The Melee gamemode is focused on the elimination of other players, which can last between 5 and 30 minutes. The player uses a single clonk to attack enemies with various weapons such as swords, bows, dynamite, grenade launchers, muskets, and catapults. Melee round goals include:
- Last Man Standing: players have a limited number of respawns and must survive as long as possible.
- Deathmatch: players must achieve a certain number of kills.
- Capture the Flag: capture enemy flags and bring them to your base to gain points.
- King of the Hill: try to defend a region as long as possible.

== Development ==
OpenClonk development began with the release of the source code of Clonk Rage in February 2009 and a later release under the ISC license in May 2009. The website www.openclonk.org was founded at the same time, acting as a portal for both development and players. The source code and game content were first hosted using a Mercurial repository, but now uses a Git repository.
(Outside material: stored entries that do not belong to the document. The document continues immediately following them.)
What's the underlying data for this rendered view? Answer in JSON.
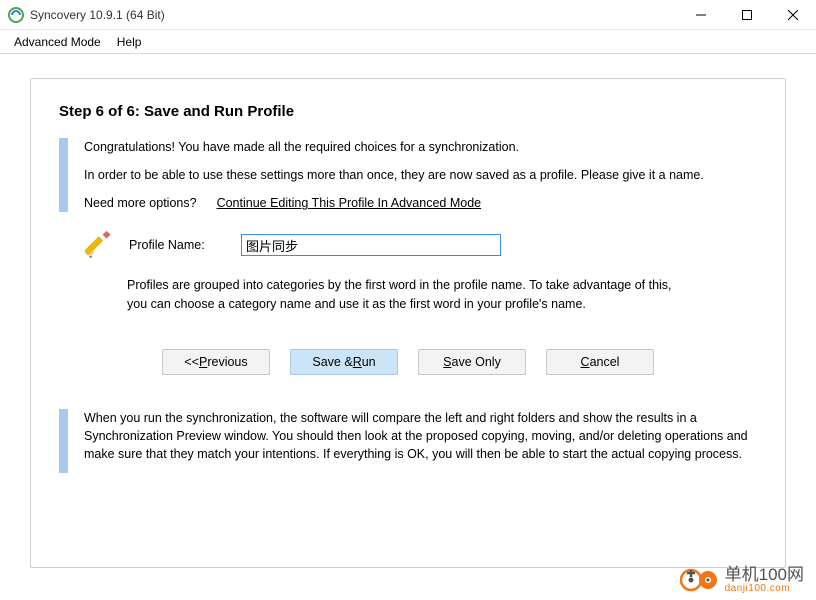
{
  "window": {
    "title": "Syncovery 10.9.1 (64 Bit)"
  },
  "menu": {
    "advanced_mode": "Advanced Mode",
    "help": "Help"
  },
  "step": {
    "title": "Step 6 of 6: Save and Run Profile"
  },
  "intro": {
    "line1": "Congratulations! You have made all the required choices for a synchronization.",
    "line2": "In order to be able to use these settings more than once, they are now saved as a profile. Please give it a name.",
    "need_more": "Need more options?",
    "continue_link": "Continue Editing This Profile In Advanced Mode"
  },
  "profile": {
    "label": "Profile Name:",
    "value": "图片同步"
  },
  "hint": {
    "text": "Profiles are grouped into categories by the first word in the profile name. To take advantage of this, you can choose a category name and use it as the first word in your profile's name."
  },
  "buttons": {
    "previous_prefix": "<< ",
    "previous_u": "P",
    "previous_rest": "revious",
    "saverun_pre": "Save & ",
    "saverun_u": "R",
    "saverun_rest": "un",
    "saveonly_u": "S",
    "saveonly_rest": "ave Only",
    "cancel_u": "C",
    "cancel_rest": "ancel"
  },
  "footer": {
    "text": "When you run the synchronization, the software will compare the left and right folders and show the results in a Synchronization Preview window. You should then look at the proposed copying, moving, and/or deleting operations and make sure that they match your intentions. If everything is OK, you will then be able to start the actual copying process."
  },
  "watermark": {
    "main": "单机100网",
    "sub": "danji100.com"
  }
}
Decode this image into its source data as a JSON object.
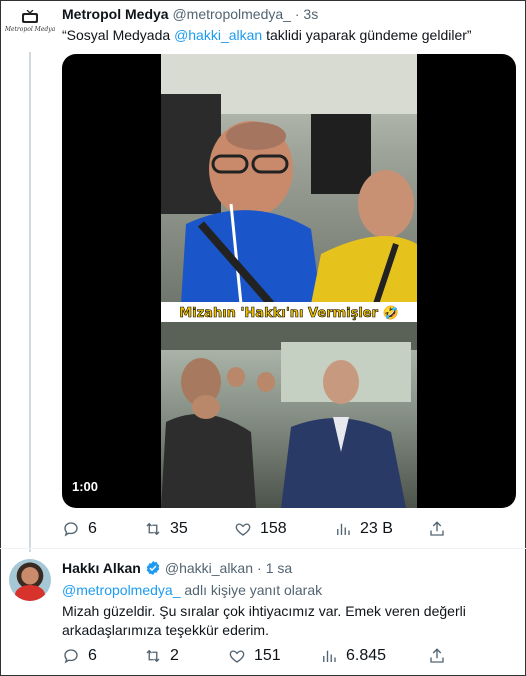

The game engine is programmed in C++ and is cross-platform. The game is available on Windows, Linux and Mac OS X, and can be compiled on FreeBSD. Game content is created using the game's own scripting language C4Script, and is developed simultaneously with the game engine. Since the game content and engine are completely separate, original game content can be created by anyone using the OpenClonk engine.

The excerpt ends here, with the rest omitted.